Catalent Inc (CTLT) shares are higher by +28.64% in the premarket after Danaher (DHR) has expressed interest in acquiring the company at a significant premium. Catalent, a pharma contract manufacturer gained notoriety as an outsourced producer for covid vaccines for all three of the big sellers. Very little details have surfaced regarding the interest or probability of the deal occurring. The company will release its Q4 results tomorrow. Potential average analyst target upside: +23.1%.
FRIDAY’S MARKETS
Stocks fell on Friday after monthly employment figures came in better than expected.
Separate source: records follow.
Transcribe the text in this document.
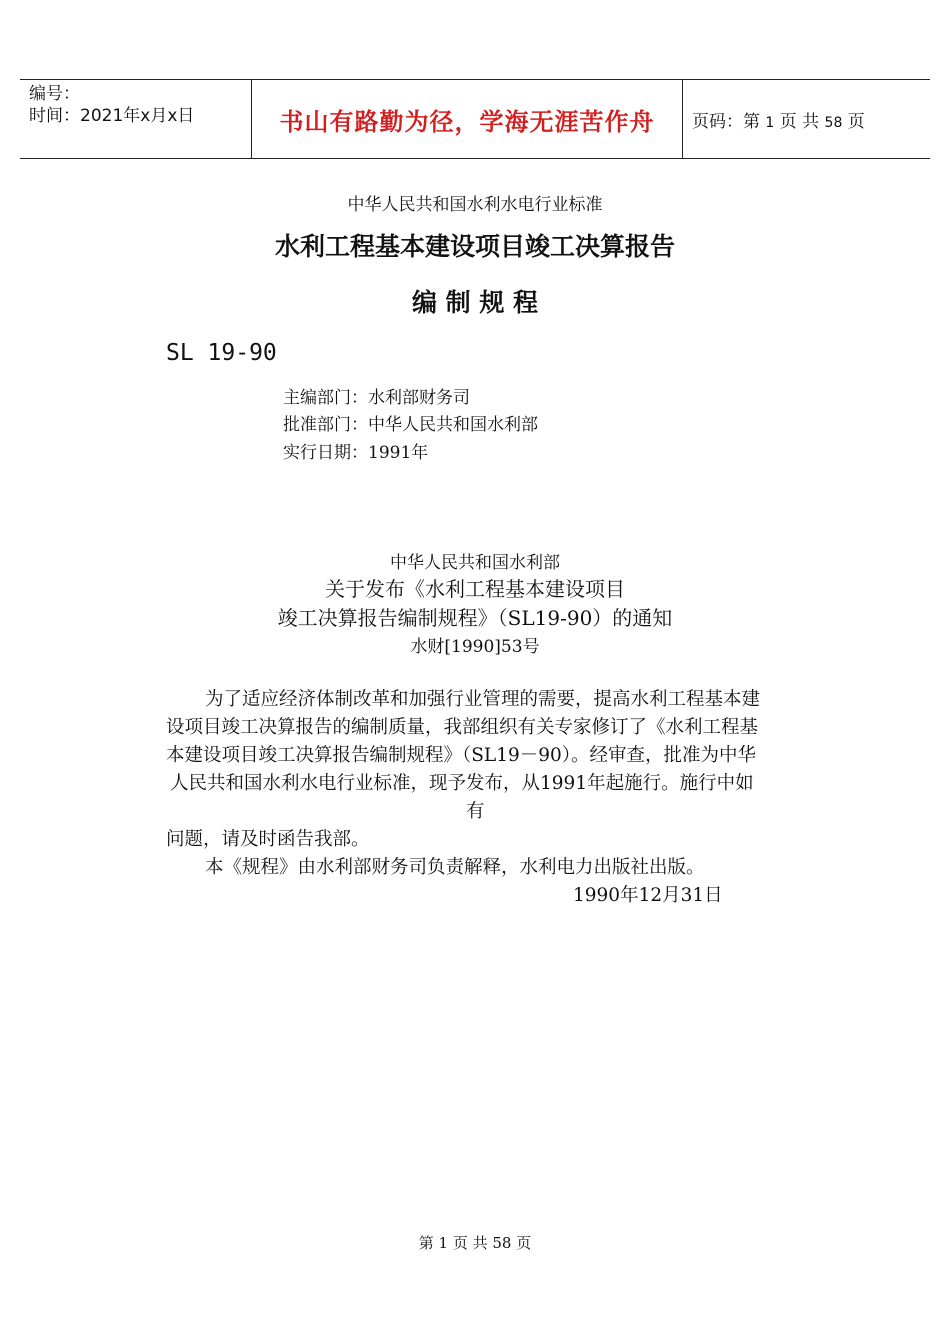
编号：
时间：2021年x月x日	书山有路勤为径，学海无涯苦作舟	页码：第 1 页 共 58 页
中华人民共和国水利水电行业标准
水利工程基本建设项目竣工决算报告
编 制 规 程
SL 19-90
主编部门：水利部财务司
批准部门：中华人民共和国水利部
实行日期：1991年
中华人民共和国水利部
关于发布《水利工程基本建设项目
竣工决算报告编制规程》（SL19-90）的通知
水财[1990]53号
为了适应经济体制改革和加强行业管理的需要，提高水利工程基本建
设项目竣工决算报告的编制质量，我部组织有关专家修订了《水利工程基
本建设项目竣工决算报告编制规程》（SL19－90）。经审查，批准为中华
人民共和国水利水电行业标准，现予发布，从1991年起施行。施行中如
有
问题，请及时函告我部。
本《规程》由水利部财务司负责解释，水利电力出版社出版。
1990年12月31日
第 1 页 共 58 页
The S&P500 fell by -1.04%, the Dow Jones Industrial Average traded lower by -0.38%, the Nasdaq Composite Index dropped by -1.59%, and the Russell 2000 Index declined by -0.78%. Bonds fell and 10-year Treasury note yields jumped by -13 basis points to 3.52%. Cryptos dropped by -1.26% and Bitcoin pulled back by -0.33%.
NEXT UP
- The week ahead: lots of earnings as well as University of Michigan Sentiment and FED SPEAKERS are back, starting with the chairman himself, tomorrow. Check out the attached calendars for times and details.
- After the closing bell earnings: Take-Two Interactive, Simon Property Group, Pinterest, Skyworks Solutions, Activision Blizzard, Spirit Airlines, and ZoomInfo.